Raye's Mustard

Eastport, ME Est. 1900 independent $
Independently Owned

Availability

  • Local Pickup Available
  • Ships Nationwide

Raye's Mustard has been cold-grinding mustard seed in Eastport, Maine since 1900. That's not a marketing line — it's the operational reality of the last surviving stone-ground mustard mill in the United States. The mill sits at the edge of Passamaquoddy Bay, at the easternmost point of the continental US, in one of the smallest cities in the country. It has outlasted Prohibition, two world wars, the collapse of the local sardine industry it once supplied, and the consolidation of the American condiment industry into a handful of multinationals.

J.W. Raye founded the mill to serve the sardine canneries that lined the Maine coast in the early twentieth century. Mustard is integral to the canned sardine trade, and Eastport was then a hub of Maine's sardine industry. When that industry faded, the mill could have closed. Instead it kept grinding, adapting its product line, and finding new customers who appreciated the difference that cold-stone grinding makes.

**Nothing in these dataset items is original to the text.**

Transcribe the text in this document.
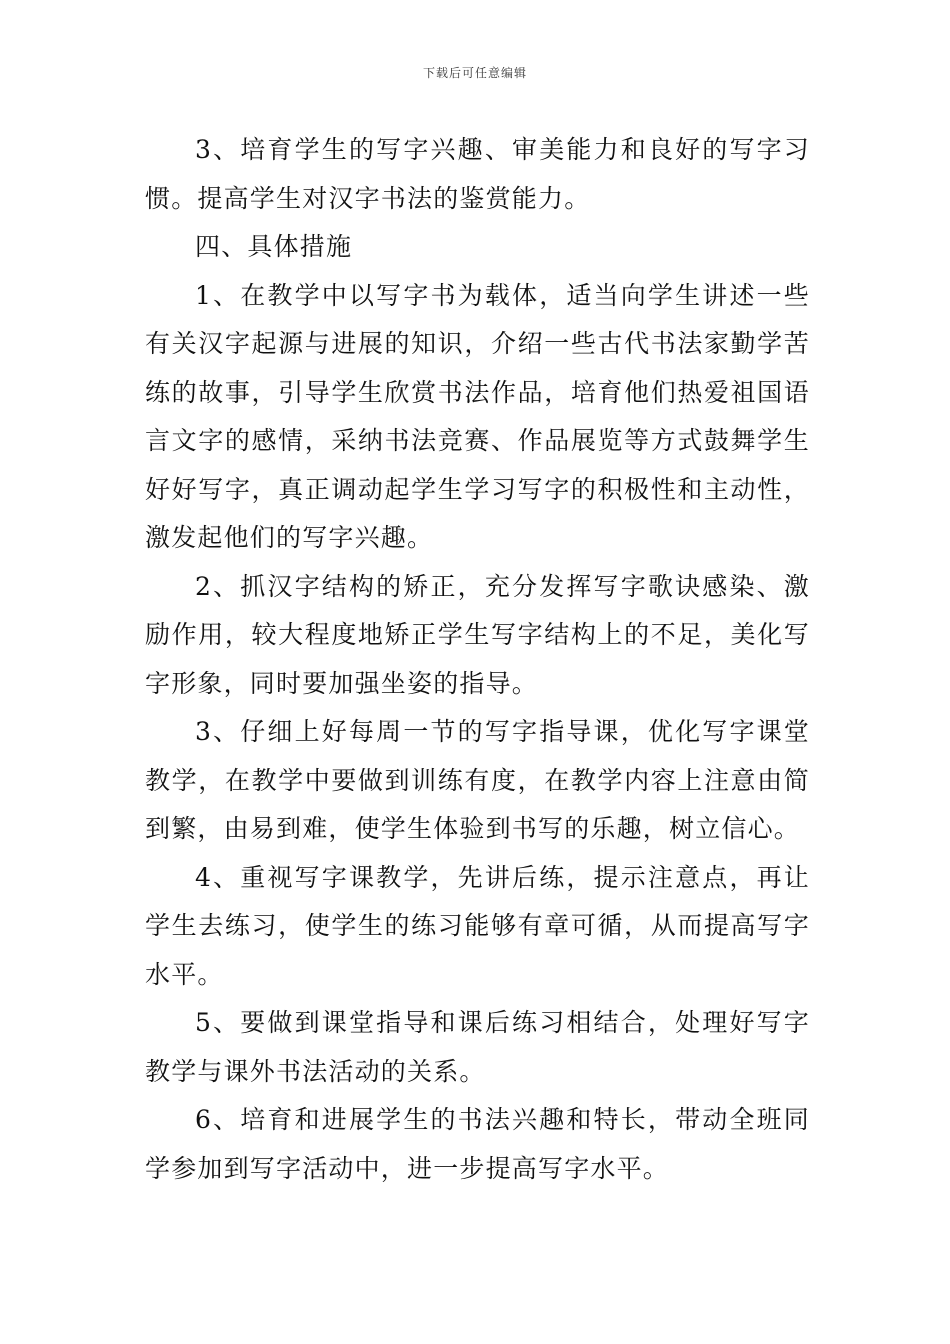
下载后可任意编辑

3、培育学生的写字兴趣、审美能力和良好的写字习惯。提高学生对汉字书法的鉴赏能力。

四、具体措施

1、在教学中以写字书为载体，适当向学生讲述一些有关汉字起源与进展的知识，介绍一些古代书法家勤学苦练的故事，引导学生欣赏书法作品，培育他们热爱祖国语言文字的感情，采纳书法竞赛、作品展览等方式鼓舞学生好好写字，真正调动起学生学习写字的积极性和主动性，激发起他们的写字兴趣。

2、抓汉字结构的矫正，充分发挥写字歌诀感染、激励作用，较大程度地矫正学生写字结构上的不足，美化写字形象，同时要加强坐姿的指导。

3、仔细上好每周一节的写字指导课，优化写字课堂教学，在教学中要做到训练有度，在教学内容上注意由简到繁，由易到难，使学生体验到书写的乐趣，树立信心。

4、重视写字课教学，先讲后练，提示注意点，再让学生去练习，使学生的练习能够有章可循，从而提高写字水平。

5、要做到课堂指导和课后练习相结合，处理好写字教学与课外书法活动的关系。

6、培育和进展学生的书法兴趣和特长，带动全班同学参加到写字活动中，进一步提高写字水平。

Cold grinding preserves volatile oils in the mustard seed — the compounds that give mustard its heat and complexity. Industrial mustard processing uses high heat, which drives off those oils and leaves a blander product. Raye's has never done it that way. You can taste it.

The mustard is barrel-aged after grinding, another step that industrial producers skip. The resulting condiments have a depth and complexity that's noticeably different from supermarket standards. Martha Stewart called Raye's one of her favorite local businesses. Yankee Magazine named it a Food Awards winner. The Atlantic covered it when American Futures visited Eastport.

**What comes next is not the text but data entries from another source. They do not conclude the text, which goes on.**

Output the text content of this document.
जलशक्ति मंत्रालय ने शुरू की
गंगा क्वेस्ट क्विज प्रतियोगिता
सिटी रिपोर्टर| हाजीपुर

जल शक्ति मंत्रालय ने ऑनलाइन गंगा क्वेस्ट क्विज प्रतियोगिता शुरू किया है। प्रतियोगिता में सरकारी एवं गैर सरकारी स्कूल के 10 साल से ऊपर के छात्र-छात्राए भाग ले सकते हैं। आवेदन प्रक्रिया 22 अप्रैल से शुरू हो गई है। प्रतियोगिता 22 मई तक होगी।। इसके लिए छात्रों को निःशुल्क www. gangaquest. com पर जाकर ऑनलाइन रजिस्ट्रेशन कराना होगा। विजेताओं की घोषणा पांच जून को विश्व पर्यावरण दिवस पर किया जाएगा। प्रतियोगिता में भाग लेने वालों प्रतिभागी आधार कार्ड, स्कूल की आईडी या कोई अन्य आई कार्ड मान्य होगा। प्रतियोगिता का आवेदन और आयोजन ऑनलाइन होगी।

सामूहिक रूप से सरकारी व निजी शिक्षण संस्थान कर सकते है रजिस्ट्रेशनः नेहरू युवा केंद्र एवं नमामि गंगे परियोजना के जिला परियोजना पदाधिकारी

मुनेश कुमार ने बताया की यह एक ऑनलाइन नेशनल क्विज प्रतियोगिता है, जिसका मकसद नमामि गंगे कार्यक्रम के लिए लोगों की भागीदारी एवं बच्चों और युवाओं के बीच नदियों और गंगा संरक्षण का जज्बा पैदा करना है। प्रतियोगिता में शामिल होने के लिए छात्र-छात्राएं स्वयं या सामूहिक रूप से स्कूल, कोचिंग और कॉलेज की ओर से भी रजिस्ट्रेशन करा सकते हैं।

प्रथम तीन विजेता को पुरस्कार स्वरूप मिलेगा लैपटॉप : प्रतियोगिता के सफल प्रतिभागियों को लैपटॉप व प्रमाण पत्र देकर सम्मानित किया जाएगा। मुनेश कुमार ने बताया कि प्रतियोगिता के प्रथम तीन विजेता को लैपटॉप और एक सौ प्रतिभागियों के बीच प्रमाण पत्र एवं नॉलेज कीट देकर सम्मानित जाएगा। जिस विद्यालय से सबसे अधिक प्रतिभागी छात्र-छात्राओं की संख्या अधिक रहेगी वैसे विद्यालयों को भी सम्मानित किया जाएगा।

The mill still operates as a historic landmark and working museum — you can visit, watch the stones turn, and buy directly. It's one of the rare places where a food product and the machine that makes it have survived together for over a century.

Products

  • Down East Schooner — classic yellow mustard, the original recipe since 1900
  • Old World Gourmet — traditional European-style Dijon
  • Winter Garden — mild white mustard with dill, garlic, and celery
  • Sweet & Spicy — stone-ground with a sweet heat balance
  • Maple Horseradish — Maine maple syrup meets sharp horseradish
  • Hot Off the Stones — stone-ground with extra heat
  • Sampler packs — various sizes, 10-pack available with free shipping

Why We List Them

Raye's is a 125-year-old independent mustard mill operating the last stone-ground mustard operation in America. It's never been acquired, never changed its process, and never left Eastport. In an industry dominated by a few corporate brands, a functional historic mill that still produces a genuinely superior product is worth pointing people toward.